In a systematic review, Liu et al. reviewed 14 clinical trials about the effects of two doses of 40- and 80-mg of aprepitant on PNOV. According to their systematic review, both doses of aprepitant are more effective than 4 mg of ondansetron in preventing PONV. According to the results of the mentioned studies and the current study, in the first 24 h after the surgery, aprepitant compared to ondansetron significantly reduces the incidence and severity of nausea and vomiting, use of rescue medication, and increases complete response [17].

Kakuta and colleagues in a study investigated the effectiveness of aprepitant on nausea and vomiting, and post-operative pain. They concluded that aprepitant not only reduces nausea and vomiting but also increases pain tolerance. Investigation about postoperative pain was not among our study goals [18].

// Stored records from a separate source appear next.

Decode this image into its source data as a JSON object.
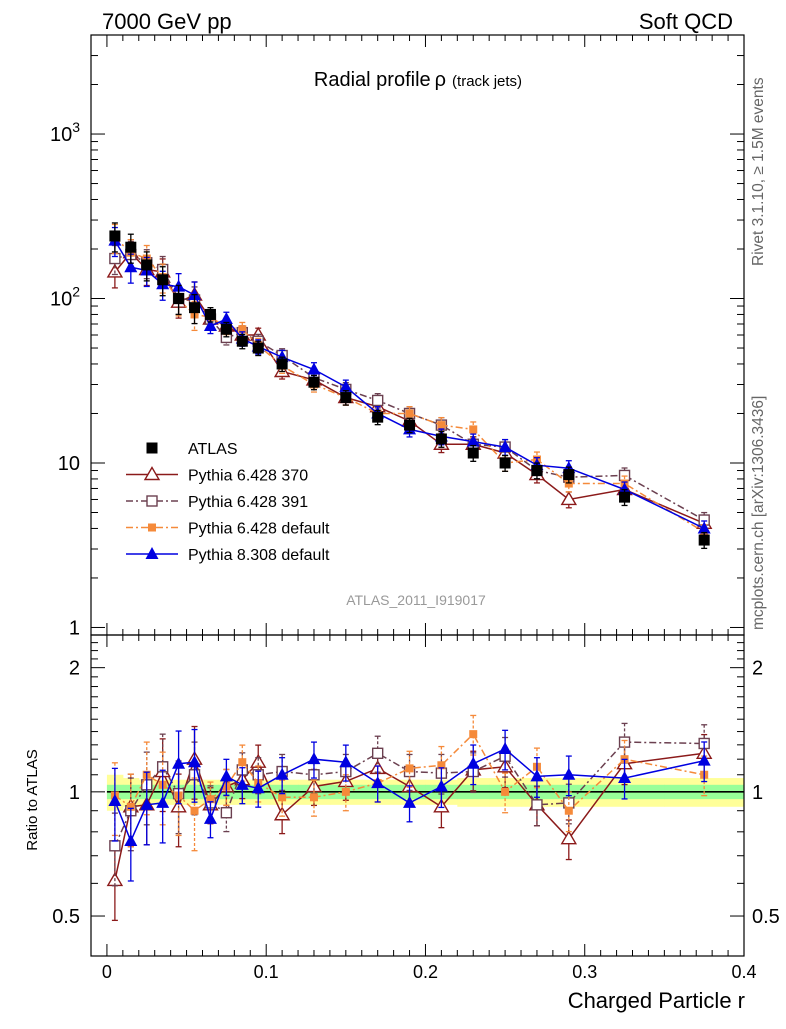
{
  "header": {
    "left": "7000 GeV pp",
    "right": "Soft QCD"
  },
  "side_labels": {
    "rivet": "Rivet 3.1.10, ≥ 1.5M events",
    "mcplots": "mcplots.cern.ch [arXiv:1306.3436]"
  },
  "colors": {
    "atlas": "#000000",
    "p370": "#8b1a1a",
    "p391": "#6b4050",
    "pdefault": "#f58a3a",
    "p8": "#0000e0",
    "band_outer": "#ffff99",
    "band_inner": "#99ff99"
  },
  "chart_data": [
    {
      "type": "scatter",
      "title": "Radial profile",
      "title_symbol": "ρ",
      "title_note": "(track jets)",
      "analysis_label": "ATLAS_2011_I919017",
      "xlabel": "Charged Particle r",
      "ylabel": "",
      "xlim": [
        -0.01,
        0.4
      ],
      "ylim": [
        0.9,
        4000
      ],
      "yscale": "log",
      "y_tick_labels": [
        {
          "v": 1,
          "label": "1"
        },
        {
          "v": 10,
          "label": "10"
        },
        {
          "v": 100,
          "label": "10",
          "exp": "2"
        },
        {
          "v": 1000,
          "label": "10",
          "exp": "3"
        }
      ],
      "legend_position": "bottom-left",
      "x": [
        0.005,
        0.015,
        0.025,
        0.035,
        0.045,
        0.055,
        0.065,
        0.075,
        0.085,
        0.095,
        0.11,
        0.13,
        0.15,
        0.17,
        0.19,
        0.21,
        0.23,
        0.25,
        0.27,
        0.29,
        0.325,
        0.375
      ],
      "series": [
        {
          "name": "ATLAS",
          "key": "atlas",
          "marker": "square-filled",
          "line": "none",
          "values": [
            240,
            205,
            160,
            130,
            100,
            88,
            80,
            65,
            55,
            50,
            40,
            31,
            25,
            19,
            17,
            14,
            11.5,
            10,
            9,
            8.5,
            6.2,
            3.4
          ]
        },
        {
          "name": "Pythia 6.428 370",
          "key": "p370",
          "marker": "triangle-open",
          "line": "solid",
          "values": [
            145,
            190,
            150,
            145,
            95,
            105,
            75,
            68,
            60,
            60,
            36,
            32,
            25,
            22,
            18,
            13,
            13,
            11.5,
            8.5,
            6,
            6.9,
            4.3
          ]
        },
        {
          "name": "Pythia 6.428 391",
          "key": "p391",
          "marker": "square-open",
          "line": "dashdot",
          "values": [
            175,
            185,
            165,
            150,
            100,
            98,
            75,
            58,
            62,
            55,
            45,
            33,
            28,
            24,
            20,
            17,
            13,
            12.5,
            9,
            8.2,
            8.4,
            4.5
          ]
        },
        {
          "name": "Pythia 6.428 default",
          "key": "pdefault",
          "marker": "square-filled-small",
          "line": "dashdot",
          "values": [
            235,
            190,
            175,
            135,
            98,
            80,
            77,
            67,
            65,
            52,
            39,
            30,
            25,
            20,
            20,
            17,
            16,
            10,
            10.5,
            7.5,
            7.5,
            3.8
          ]
        },
        {
          "name": "Pythia 8.308 default",
          "key": "p8",
          "marker": "triangle-filled",
          "line": "solid",
          "values": [
            225,
            155,
            148,
            122,
            118,
            105,
            68,
            75,
            57,
            51,
            44,
            37,
            29,
            20,
            16,
            14.5,
            13.5,
            12.5,
            9.7,
            9.3,
            6.9,
            4.0
          ]
        }
      ]
    },
    {
      "type": "scatter",
      "title": "",
      "xlabel": "Charged Particle r",
      "ylabel": "Ratio to ATLAS",
      "xlim": [
        -0.01,
        0.4
      ],
      "ylim": [
        0.4,
        2.4
      ],
      "yscale": "log",
      "y_tick_labels": [
        {
          "v": 0.5,
          "label": "0.5"
        },
        {
          "v": 1,
          "label": "1"
        },
        {
          "v": 2,
          "label": "2"
        }
      ],
      "x_tick_labels": [
        {
          "v": 0,
          "label": "0"
        },
        {
          "v": 0.1,
          "label": "0.1"
        },
        {
          "v": 0.2,
          "label": "0.2"
        },
        {
          "v": 0.3,
          "label": "0.3"
        },
        {
          "v": 0.4,
          "label": "0.4"
        }
      ],
      "x": [
        0.005,
        0.015,
        0.025,
        0.035,
        0.045,
        0.055,
        0.065,
        0.075,
        0.085,
        0.095,
        0.11,
        0.13,
        0.15,
        0.17,
        0.19,
        0.21,
        0.23,
        0.25,
        0.27,
        0.29,
        0.325,
        0.375
      ],
      "band_outer": [
        0.1,
        0.08,
        0.07,
        0.07,
        0.07,
        0.07,
        0.07,
        0.07,
        0.07,
        0.07,
        0.07,
        0.07,
        0.07,
        0.07,
        0.07,
        0.07,
        0.08,
        0.08,
        0.08,
        0.08,
        0.08,
        0.08
      ],
      "band_inner": [
        0.04,
        0.04,
        0.04,
        0.04,
        0.04,
        0.04,
        0.04,
        0.04,
        0.04,
        0.04,
        0.04,
        0.04,
        0.04,
        0.04,
        0.04,
        0.04,
        0.04,
        0.04,
        0.04,
        0.04,
        0.04,
        0.04
      ],
      "series": [
        {
          "name": "Pythia 6.428 370",
          "key": "p370",
          "marker": "triangle-open",
          "line": "solid",
          "values": [
            0.61,
            0.92,
            0.93,
            1.12,
            0.92,
            1.2,
            0.93,
            1.03,
            1.07,
            1.18,
            0.88,
            1.03,
            1.06,
            1.14,
            1.03,
            0.92,
            1.13,
            1.15,
            0.93,
            0.77,
            1.17,
            1.24
          ]
        },
        {
          "name": "Pythia 6.428 391",
          "key": "p391",
          "marker": "square-open",
          "line": "dashdot",
          "values": [
            0.74,
            0.9,
            1.04,
            1.15,
            0.99,
            1.1,
            0.94,
            0.89,
            1.13,
            1.1,
            1.12,
            1.1,
            1.12,
            1.24,
            1.12,
            1.11,
            1.12,
            1.22,
            0.93,
            0.94,
            1.32,
            1.31
          ]
        },
        {
          "name": "Pythia 6.428 default",
          "key": "pdefault",
          "marker": "square-filled-small",
          "line": "dashdot",
          "values": [
            0.98,
            0.92,
            1.1,
            1.04,
            0.98,
            0.9,
            0.96,
            1.03,
            1.18,
            1.05,
            0.97,
            0.97,
            1.0,
            1.05,
            1.14,
            1.16,
            1.38,
            1.0,
            1.15,
            0.9,
            1.2,
            1.1
          ]
        },
        {
          "name": "Pythia 8.308 default",
          "key": "p8",
          "marker": "triangle-filled",
          "line": "solid",
          "values": [
            0.95,
            0.76,
            0.93,
            0.94,
            1.17,
            1.18,
            0.86,
            1.09,
            1.04,
            1.02,
            1.1,
            1.2,
            1.18,
            1.05,
            0.94,
            1.03,
            1.17,
            1.27,
            1.09,
            1.1,
            1.08,
            1.19
          ]
        }
      ]
    }
  ]
}
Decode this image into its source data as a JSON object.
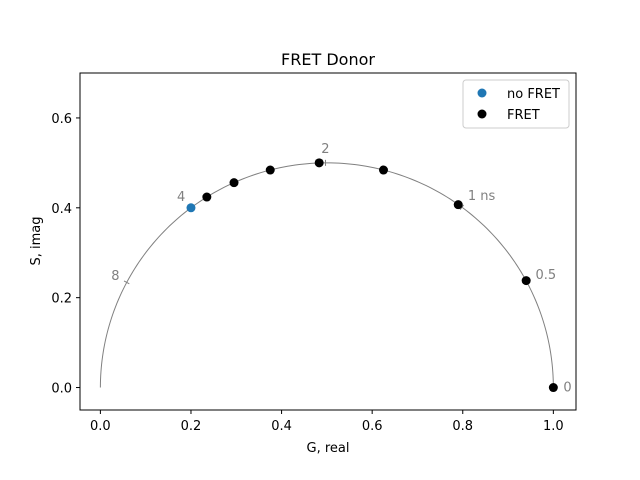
{
  "chart_data": {
    "type": "scatter",
    "title": "FRET Donor",
    "xlabel": "G, real",
    "ylabel": "S, imag",
    "xlim": [
      -0.045,
      1.05
    ],
    "ylim": [
      -0.05,
      0.7
    ],
    "xticks": [
      0.0,
      0.2,
      0.4,
      0.6,
      0.8,
      1.0
    ],
    "xtick_labels": [
      "0.0",
      "0.2",
      "0.4",
      "0.6",
      "0.8",
      "1.0"
    ],
    "yticks": [
      0.0,
      0.2,
      0.4,
      0.6
    ],
    "ytick_labels": [
      "0.0",
      "0.2",
      "0.4",
      "0.6"
    ],
    "grid": false,
    "legend_position": "top-right",
    "universal_circle": {
      "center_x": 0.5,
      "center_y": 0.0,
      "radius": 0.5,
      "color": "#808080"
    },
    "lifetime_labels": [
      {
        "text": "0",
        "g": 1.0,
        "s": 0.0
      },
      {
        "text": "0.5",
        "g": 0.941,
        "s": 0.236
      },
      {
        "text": "1 ns",
        "g": 0.798,
        "s": 0.401
      },
      {
        "text": "2",
        "g": 0.497,
        "s": 0.5
      },
      {
        "text": "4",
        "g": 0.198,
        "s": 0.399
      },
      {
        "text": "8",
        "g": 0.058,
        "s": 0.234
      }
    ],
    "series": [
      {
        "name": "no FRET",
        "color": "#1f77b4",
        "points": [
          [
            0.2,
            0.4
          ]
        ]
      },
      {
        "name": "FRET",
        "color": "#000000",
        "points": [
          [
            0.235,
            0.424
          ],
          [
            0.295,
            0.456
          ],
          [
            0.375,
            0.484
          ],
          [
            0.483,
            0.5
          ],
          [
            0.625,
            0.484
          ],
          [
            0.79,
            0.407
          ],
          [
            0.94,
            0.238
          ],
          [
            1.0,
            0.0
          ]
        ]
      }
    ]
  }
}
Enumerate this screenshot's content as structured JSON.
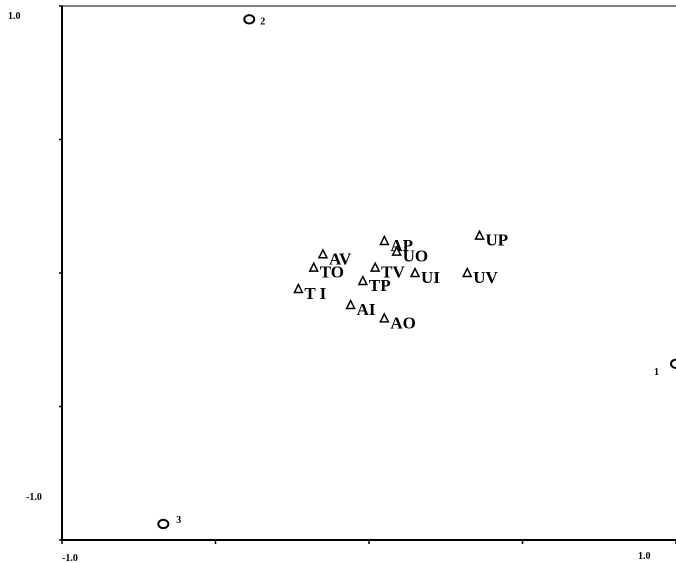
{
  "chart_data": {
    "type": "scatter",
    "title": "",
    "xlabel": "",
    "ylabel": "",
    "xlim": [
      -1.0,
      1.0
    ],
    "ylim": [
      -1.0,
      1.0
    ],
    "x_tick_labels": [
      "-1.0",
      "1.0"
    ],
    "y_tick_labels": [
      "1.0",
      "-1.0"
    ],
    "grid": false,
    "series": [
      {
        "marker": "circle",
        "points": [
          {
            "label": "1",
            "x": 1.0,
            "y": -0.34
          },
          {
            "label": "2",
            "x": -0.39,
            "y": 0.95
          },
          {
            "label": "3",
            "x": -0.67,
            "y": -0.94
          }
        ]
      },
      {
        "marker": "triangle",
        "points": [
          {
            "label": "AP",
            "x": 0.05,
            "y": 0.12
          },
          {
            "label": "UP",
            "x": 0.36,
            "y": 0.14
          },
          {
            "label": "AV",
            "x": -0.15,
            "y": 0.07
          },
          {
            "label": "UO",
            "x": 0.09,
            "y": 0.08
          },
          {
            "label": "TO",
            "x": -0.18,
            "y": 0.02
          },
          {
            "label": "TV",
            "x": 0.02,
            "y": 0.02
          },
          {
            "label": "UI",
            "x": 0.15,
            "y": 0.0
          },
          {
            "label": "UV",
            "x": 0.32,
            "y": 0.0
          },
          {
            "label": "TP",
            "x": -0.02,
            "y": -0.03
          },
          {
            "label": "T I",
            "x": -0.23,
            "y": -0.06
          },
          {
            "label": "AI",
            "x": -0.06,
            "y": -0.12
          },
          {
            "label": "AO",
            "x": 0.05,
            "y": -0.17
          }
        ]
      }
    ]
  }
}
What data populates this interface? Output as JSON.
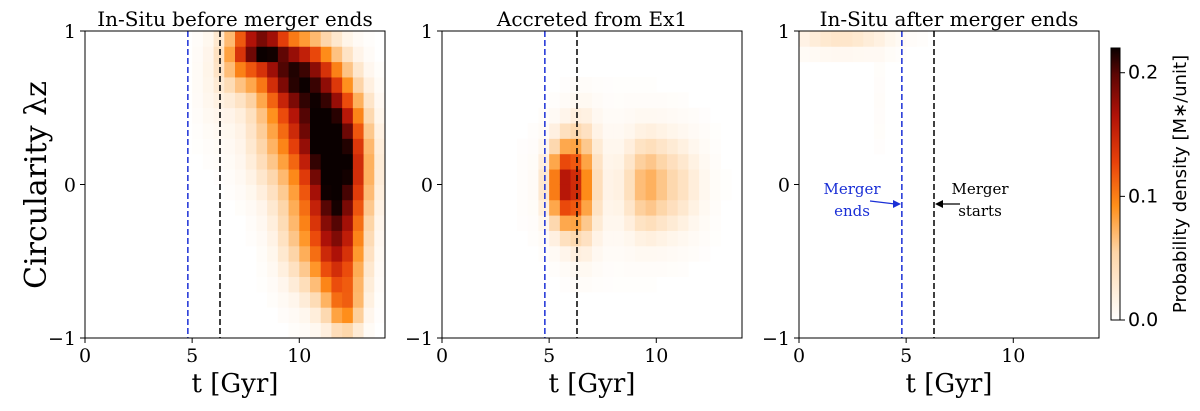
{
  "chart_data": {
    "type": "heatmap",
    "colormap": "gist_heat_r (white-orange-red-black)",
    "colorbar": {
      "label": "Probability density [M∗/unit]",
      "ticks": [
        0.0,
        0.1,
        0.2
      ],
      "tick_labels": [
        "0.0",
        "0.1",
        "0.2"
      ],
      "range": [
        0.0,
        0.22
      ]
    },
    "ylabel": "Circularity λz",
    "panels": [
      {
        "title": "In-Situ before merger ends",
        "xlabel": "t [Gyr]",
        "xlim": [
          0,
          14
        ],
        "ylim": [
          -1,
          1
        ],
        "xticks": [
          0,
          5,
          10
        ],
        "yticks": [
          -1,
          0,
          1
        ],
        "yticklabels": [
          "−1",
          "0",
          "1"
        ],
        "vlines": [
          {
            "x": 4.8,
            "color": "#1a2fd6",
            "label": "Merger ends"
          },
          {
            "x": 6.3,
            "color": "#000000",
            "label": "Merger starts"
          }
        ],
        "blobs": [
          {
            "t": 11.8,
            "lz": 0.1,
            "st": 0.9,
            "sl": 0.28,
            "amp": 0.21
          },
          {
            "t": 10.8,
            "lz": 0.45,
            "st": 1.1,
            "sl": 0.25,
            "amp": 0.16
          },
          {
            "t": 9.6,
            "lz": 0.75,
            "st": 1.1,
            "sl": 0.15,
            "amp": 0.15
          },
          {
            "t": 8.3,
            "lz": 0.9,
            "st": 0.7,
            "sl": 0.08,
            "amp": 0.16
          },
          {
            "t": 7.3,
            "lz": 0.85,
            "st": 0.6,
            "sl": 0.15,
            "amp": 0.07
          },
          {
            "t": 11.8,
            "lz": -0.45,
            "st": 0.8,
            "sl": 0.25,
            "amp": 0.12
          },
          {
            "t": 12.2,
            "lz": -0.8,
            "st": 0.5,
            "sl": 0.12,
            "amp": 0.06
          },
          {
            "t": 10.2,
            "lz": -0.25,
            "st": 0.9,
            "sl": 0.3,
            "amp": 0.05
          },
          {
            "t": 8.8,
            "lz": 0.35,
            "st": 1.0,
            "sl": 0.3,
            "amp": 0.04
          },
          {
            "t": 6.2,
            "lz": 0.7,
            "st": 0.7,
            "sl": 0.3,
            "amp": 0.015
          }
        ]
      },
      {
        "title": "Accreted from Ex1",
        "xlabel": "t [Gyr]",
        "xlim": [
          0,
          14
        ],
        "ylim": [
          -1,
          1
        ],
        "xticks": [
          0,
          5,
          10
        ],
        "yticks": [
          -1,
          0,
          1
        ],
        "yticklabels": [
          "−1",
          "0",
          "1"
        ],
        "vlines": [
          {
            "x": 4.8,
            "color": "#1a2fd6",
            "label": "Merger ends"
          },
          {
            "x": 6.3,
            "color": "#000000",
            "label": "Merger starts"
          }
        ],
        "blobs": [
          {
            "t": 5.7,
            "lz": 0.0,
            "st": 0.5,
            "sl": 0.18,
            "amp": 0.13
          },
          {
            "t": 6.5,
            "lz": 0.0,
            "st": 0.5,
            "sl": 0.25,
            "amp": 0.07
          },
          {
            "t": 9.5,
            "lz": 0.0,
            "st": 0.6,
            "sl": 0.2,
            "amp": 0.045
          },
          {
            "t": 10.8,
            "lz": 0.0,
            "st": 0.9,
            "sl": 0.22,
            "amp": 0.03
          },
          {
            "t": 8.0,
            "lz": 0.0,
            "st": 2.5,
            "sl": 0.35,
            "amp": 0.012
          }
        ]
      },
      {
        "title": "In-Situ after merger ends",
        "xlabel": "t [Gyr]",
        "xlim": [
          0,
          14
        ],
        "ylim": [
          -1,
          1
        ],
        "xticks": [
          0,
          5,
          10
        ],
        "yticks": [
          -1,
          0,
          1
        ],
        "yticklabels": [
          "−1",
          "0",
          "1"
        ],
        "vlines": [
          {
            "x": 4.8,
            "color": "#1a2fd6",
            "label": "Merger ends"
          },
          {
            "x": 6.3,
            "color": "#000000",
            "label": "Merger starts"
          }
        ],
        "annotations": [
          {
            "text": [
              "Merger",
              "ends"
            ],
            "color": "#1a2fd6",
            "target_x": 4.8,
            "target_lz": -0.12
          },
          {
            "text": [
              "Merger",
              "starts"
            ],
            "color": "#000000",
            "target_x": 6.3,
            "target_lz": -0.12
          }
        ],
        "blobs": [
          {
            "t": 2.0,
            "lz": 0.95,
            "st": 1.7,
            "sl": 0.07,
            "amp": 0.028
          },
          {
            "t": 3.8,
            "lz": 0.55,
            "st": 0.3,
            "sl": 0.3,
            "amp": 0.004
          }
        ]
      }
    ]
  }
}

Aprepitant is traditionally used in the treatment of nausea and vomiting caused by cancer chemotherapy. Recently, it has been observed that aprepitant is effective not only in the treatment of PONV but also in reducing postoperative pain. Substance P is one of the neurotransmitters that is found in both central and peripheral nerves. It has been found that after binding to neurokinin 1 receptors, substance P regulates many biological functions of the central nervous system, such as emotions, negative behaviors, stress, depression, pain, and anxiety. Neurokinin 1 receptor antagonists specifically inhibit some biological functions that mediated by the binding of substance P to neurokinin 1 receptors [19].

Limitation

The current study had several limitations. First, the aprepitant was administered 60 min before the induction of anesthesia. Considering that it takes approximately 3 h for the oral aprepitant to reach the maximum blood concentration [20], it is possible that in some patients who had a short surgery period, the aprepitant did not reach its maximum blood concentration at the end of the surgery, which can affect the results. Though this induces a negative effect on the aprepitant group, the effectiveness of the aprepitant was higher than ondansetron. Secondly, both propofol and midazolam, which may affect the incidence of PONV, were used to induce anesthesia in this study. However, the use of similar doses of propofol and midazolam for induction of anesthesia in both groups neutralizes the bias effect caused by the use of these drugs. Finally, although the sample size was calculated based on previous studies, it seems that the use of a higher sample size would have led to more confidence in the results.

Conclusion

According to the findings of this study, aprepitant has demonstrated a greater efficacy in preventing postoperative nausea and vomiting following orthognathic surgery, when compared to ondansetron.